The Alzheimer’s Association is committed to promoting health systems change through evidence-based care delivery and accreditation models for dementia care and the care of older adults. The following are evidence-based dementia care models and opportunities for accreditation the Alzheimer’s Association’s health systems directors can support your health system or practice to implement.


 

Dementia care models

UCLA ADC Program

The UCLA Alzheimer's and Dementia Care program helps individuals living with Alzheimer’s disease or dementia – and their families – navigate the complex care needs associated with a diagnosis. Dementia Care Specialists (nurse practitioners and physician assistants) work alongside a patient's primary care team to create and implement personalized, adaptable care plans focused on maintaining a patient’s independence and functioning, and minimizing caregiver stress. UCLA offers technical assistance to institutions implementing this care model.

UCSF Care Ecosystem

The University of California San Francisco's Care Ecosystem provides personalized, cost-efficient care for individuals living with dementia and their caregivers through telephone and web-based intervention. The model consists of care team navigators and clinicians, care protocols and curated resources to help the growing population affected by dementia. A toolkit is available to health systems, clinics and community organizations wishing to implement the Care Ecosystem model. 

Indiana University ABC Program

The evidence-based Aging Brain Care (ABC) program addresses brain health in community dwelling adults at risk for or living with cognitive impairment, Alzheimer’s disease or another dementia. Home-based assessments, protocol-driven interventions, caregiver education and support, and interdisciplinary care teams are at the core of the ABC model. Program implementation comes with technical assistance and training, resources and sustainability support. 

BRI Care Consultation

Benjamin Rose Institute (BRI) Care Consultation® is a care-coaching model that equips adults with health conditions and their caregivers to make thoughtful, lasting improvements to their care situations. Delivered by telephone and email, the consumer-directed program empowers patients and families to manage short- and long-term needs through ongoing assessment, action planning and support. Nonprofit and commercial organizations have flexible implementation options with proven benefits.

Integrated Memory Care

The Integrated Memory Care (IMC) program establishes a single hub for patient-centered care for individuals living with dementia and their families. The model brings together trained nurse practitioners, geriatricians, neurologists and clinical social workers as a patient’s primary care team. Services include but are not limited to preventative care, support with managing dementia-related behaviors, confidential visits for care partners, counseling and referrals to specialists as needed. 

MIND at Home

The Maximizing Independence at Home (MIND at Home®) dementia care navigation program addresses the various, complex care needs of a person living with dementia and their caregivers to help them stay well at home longer. The family-centered model seeks to avoid premature transitions in care, poor quality of life, hospitalizations and caregiver stress. Adaptable implementation programs are available to diverse organizations and institutions. 

Accreditation programs for older adult care

Age-Friendly Health Systems

A model of care that incorporates person-centered dementia care into a broader framework for the care of older adults. Age-friendly care:
 
  • Follows an essential set of evidence-based practices.
  • Causes no harm.
  • Aligns with “What Matters” to the older adult and their family caregivers.

Geriatric Emergency Department Accreditation (GEDA)
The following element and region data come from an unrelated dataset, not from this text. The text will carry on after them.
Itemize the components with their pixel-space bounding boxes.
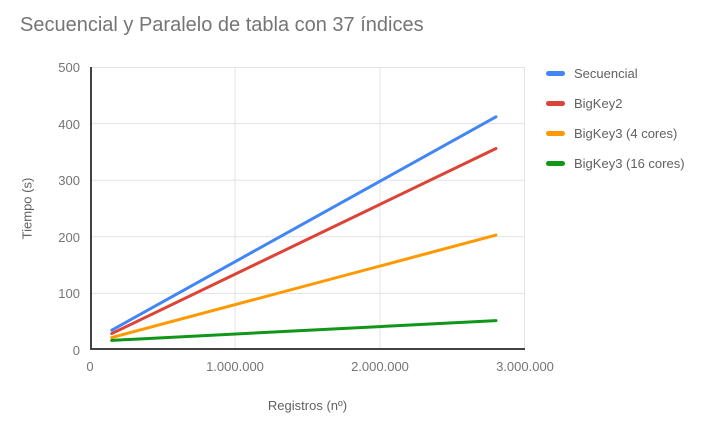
legend-swatch-icon	[546, 160, 565, 166]
series-line	[110, 115, 498, 332]
y-tick-label: 200	[58, 229, 80, 245]
x-tick-label: 3.000.000	[496, 359, 554, 374]
legend-item: BigKey3 (16 cores)	[546, 148, 685, 178]
y-tick-label: 400	[58, 116, 80, 132]
y-axis-title: Tiempo (s)	[19, 177, 35, 240]
legend-swatch-icon	[546, 100, 565, 106]
legend-label: BigKey3 (16 cores)	[574, 155, 685, 171]
x-tick-label: 0	[86, 359, 94, 374]
legend: Secuencial BigKey2 BigKey3 (4 cores) BigKey…	[546, 58, 685, 178]
chart-title: Secuencial y Paralelo de tabla con 37 ín…	[20, 14, 424, 36]
legend-label: BigKey2	[574, 95, 623, 111]
series-line	[110, 233, 498, 340]
y-tick-label: 0	[72, 343, 80, 358]
x-axis-title: Registros (nº)	[267, 398, 348, 413]
legend-label: Secuencial	[574, 65, 638, 81]
legend-swatch-icon	[546, 130, 565, 136]
y-tick-label: 300	[58, 173, 80, 189]
plot-canvas	[90, 67, 525, 350]
x-tick-label: 1.000.000	[206, 359, 264, 374]
legend-swatch-icon	[546, 70, 565, 76]
legend-item: BigKey2	[546, 88, 685, 118]
legend-label: BigKey3 (4 cores)	[574, 125, 678, 141]
series-line	[110, 147, 498, 336]
x-tick-label: 2.000.000	[351, 359, 409, 374]
plot-area	[90, 67, 525, 350]
legend-item: BigKey3 (4 cores)	[546, 118, 685, 148]
y-tick-label: 100	[58, 286, 80, 302]
series-line	[110, 319, 498, 342]
legend-item: Secuencial	[546, 58, 685, 88]
y-tick-label: 500	[58, 60, 80, 75]
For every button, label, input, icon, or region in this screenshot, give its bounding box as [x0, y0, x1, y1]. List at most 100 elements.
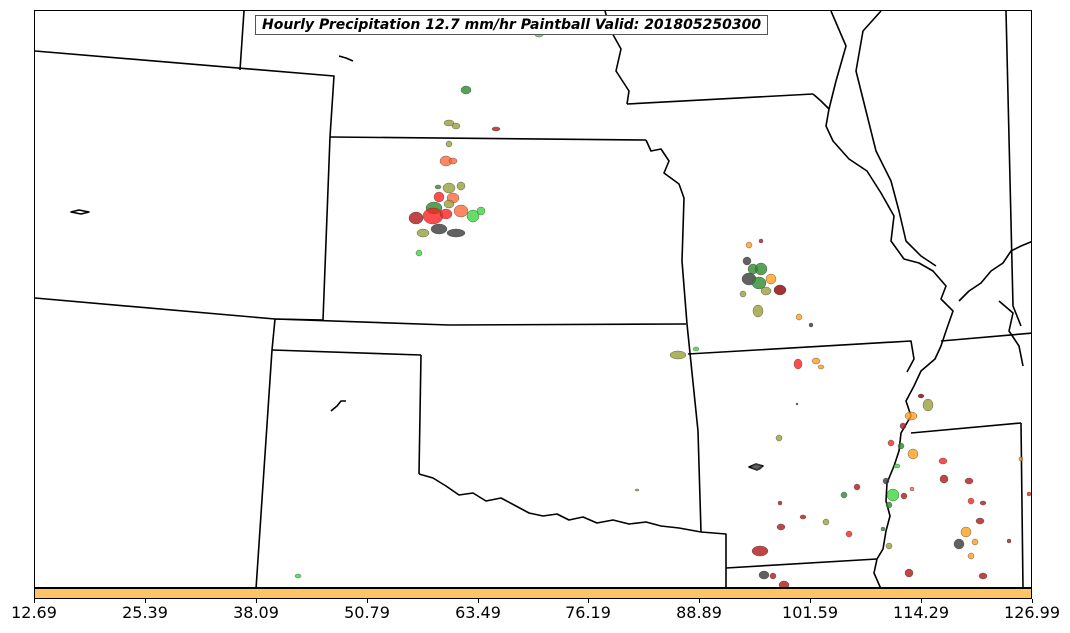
precip-paintball — [751, 276, 767, 290]
precip-paintball — [979, 500, 987, 506]
precip-paintball — [476, 206, 486, 216]
map-panel — [34, 10, 1032, 588]
state-line-nm-west — [255, 318, 276, 587]
lake-small-sd — [338, 55, 354, 62]
state-line-ut-wy — [35, 50, 335, 138]
colorbar-tick — [256, 599, 257, 603]
precip-paintball — [817, 364, 825, 370]
precip-paintball — [416, 228, 430, 238]
state-line-ok-east — [686, 323, 702, 533]
precip-paintball — [975, 517, 985, 525]
river-mississippi — [812, 93, 954, 587]
precip-paintball — [669, 350, 687, 360]
precip-paintball — [893, 463, 901, 469]
colorbar-tick-label: 50.79 — [344, 603, 390, 622]
state-line-ks-east — [645, 139, 688, 325]
precip-paintball — [456, 181, 466, 191]
precip-paintball — [909, 486, 915, 492]
precip-paintball — [769, 572, 777, 580]
colorbar-tick — [1032, 599, 1033, 603]
map-title: Hourly Precipitation 12.7 mm/hr Paintbal… — [255, 15, 769, 35]
precip-paintball — [953, 538, 965, 550]
precip-paintball — [758, 238, 764, 244]
state-line-tn-north — [940, 332, 1031, 342]
colorbar-tick-label: 25.39 — [122, 603, 168, 622]
river-lower-east — [998, 300, 1024, 367]
precip-paintball — [793, 358, 803, 370]
precip-paintball — [460, 85, 472, 95]
precip-paintball — [434, 184, 442, 190]
precip-paintball — [967, 497, 975, 505]
precip-paintball — [692, 346, 700, 352]
colorbar-tick-label: 63.49 — [455, 603, 501, 622]
precip-paintball — [742, 256, 752, 266]
precip-paintball — [751, 545, 769, 557]
precip-paintball — [886, 488, 900, 502]
state-line-ks-south — [274, 318, 687, 326]
precip-paintball — [775, 434, 783, 442]
precip-paintball — [433, 191, 445, 203]
precip-paintball — [777, 500, 783, 506]
precip-paintball — [967, 552, 975, 560]
colorbar-tick — [367, 599, 368, 603]
precip-paintball — [776, 523, 786, 531]
precip-paintball — [466, 209, 480, 223]
state-line-ms-north — [910, 422, 1022, 434]
state-line-right-edge — [1005, 11, 1022, 327]
precip-paintball — [453, 204, 469, 218]
precip-paintball — [751, 463, 763, 471]
colorbar-tick-label: 88.89 — [676, 603, 722, 622]
precip-paintball — [853, 483, 861, 491]
state-line-ms-east — [1020, 422, 1024, 587]
precip-paintball — [442, 182, 456, 194]
state-line-ar-north — [687, 340, 915, 373]
precip-paintball — [758, 570, 770, 580]
colorbar-tick-label: 126.99 — [1004, 603, 1060, 622]
colorbar-tick — [810, 599, 811, 603]
precip-paintball — [1026, 491, 1031, 497]
state-borders — [35, 11, 1031, 587]
precip-paintball — [443, 119, 455, 127]
precip-paintball — [939, 474, 949, 484]
state-line-ok-red-river — [418, 473, 702, 533]
precip-paintball — [904, 568, 914, 578]
precip-paintball — [907, 448, 919, 460]
precip-paintball — [415, 249, 423, 257]
state-line-wy-top — [239, 11, 245, 71]
precip-paintball — [422, 207, 444, 225]
precip-paintball — [845, 530, 853, 538]
precip-paintball — [451, 122, 461, 130]
colorbar-tick — [699, 599, 700, 603]
precip-paintball — [799, 514, 807, 520]
precip-paintball — [885, 542, 893, 550]
precip-paintball — [840, 491, 848, 499]
lake-small-nm — [330, 400, 346, 412]
state-line-tx-panhandle — [418, 354, 422, 475]
colorbar-tick-label: 76.19 — [565, 603, 611, 622]
precip-paintball — [448, 157, 458, 165]
colorbar-tick — [145, 599, 146, 603]
precip-paintball — [811, 357, 821, 365]
precip-paintball — [885, 501, 893, 509]
colorbar-tick-label: 38.09 — [233, 603, 279, 622]
state-line-in-east — [958, 240, 1031, 302]
precip-paintball — [752, 304, 764, 318]
state-line-nm-north — [271, 349, 422, 356]
precip-paintball — [882, 477, 890, 485]
precip-paintball — [938, 457, 948, 465]
precip-paintball — [491, 126, 501, 132]
precip-paintball — [294, 573, 302, 579]
precip-paintball — [795, 313, 803, 321]
colorbar-tick-label: 114.29 — [893, 603, 949, 622]
precip-paintball — [964, 477, 974, 485]
precipitation-paintballs — [294, 28, 1031, 587]
precip-paintball — [754, 262, 768, 276]
precip-paintball — [808, 322, 814, 328]
precip-paintball — [922, 398, 934, 412]
precip-paintball — [795, 402, 799, 406]
precip-paintball — [430, 223, 448, 235]
colorbar-tick — [921, 599, 922, 603]
state-line-mo-north — [626, 93, 814, 105]
precip-paintball — [634, 488, 640, 492]
precip-paintball — [822, 518, 830, 526]
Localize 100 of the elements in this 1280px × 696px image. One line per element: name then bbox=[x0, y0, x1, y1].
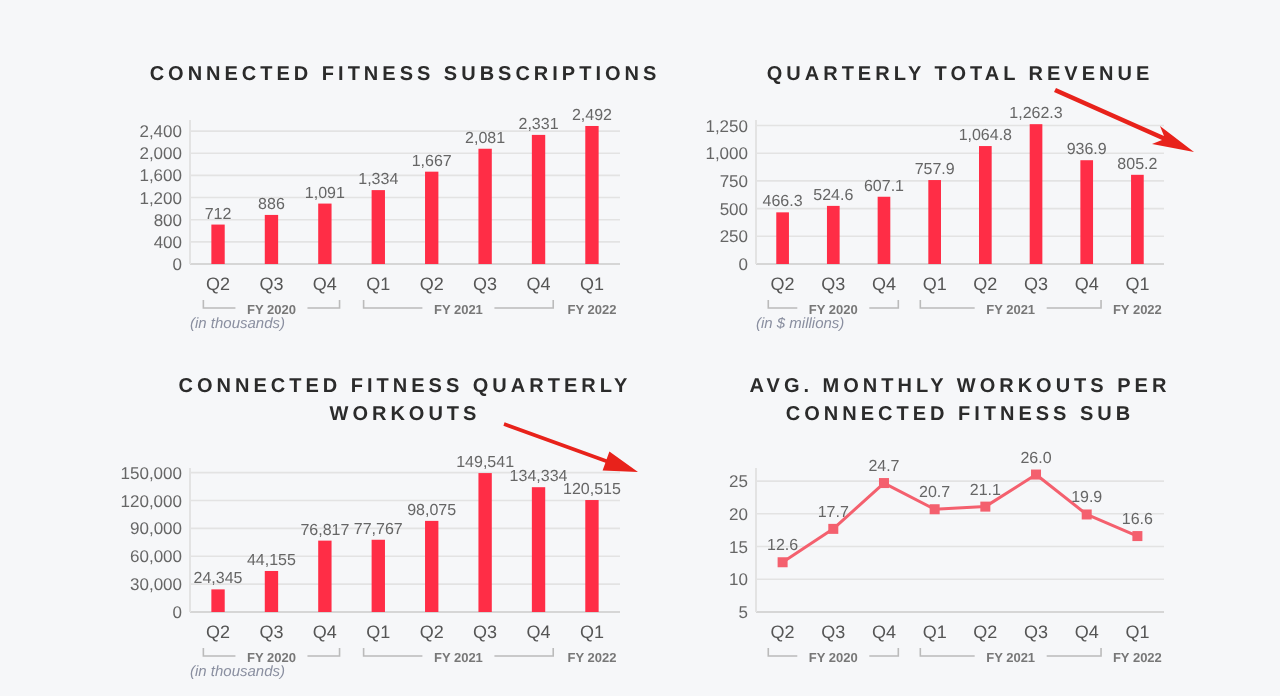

The Geriatric Emergency Department Accreditation was developed by leaders in emergency medicine to ensure that older patients receive well-coordinated, quality care at the appropriate level at every emergency department encounter. This includes:

  • Ensuring geriatric-focused education and interdisciplinary staffing.
  • Providing standardized approaches to care that address common geriatric issues.
  • Ensuring optimal transitions of care from the emergency department to other settings (inpatient, home, community-based care, rehabilitation, long-term care).
  • Promoting geriatric-focused quality improvement and enhancements of the physical environment and supplies.

The GUIDE Model

Introduced in late 2023, the GUIDE Model focuses on dementia care management and aims to improve the quality of life for people living with dementia, including preventing or delaying nursing home placement and remaining in their homes and communities, as well as reducing strain on their unpaid caregivers. It aims to achieve these goals through a comprehensive package of care coordination and care management, caregiver education and support, and respite services, including 24/7 access to a support line and caregiver training, education and support services.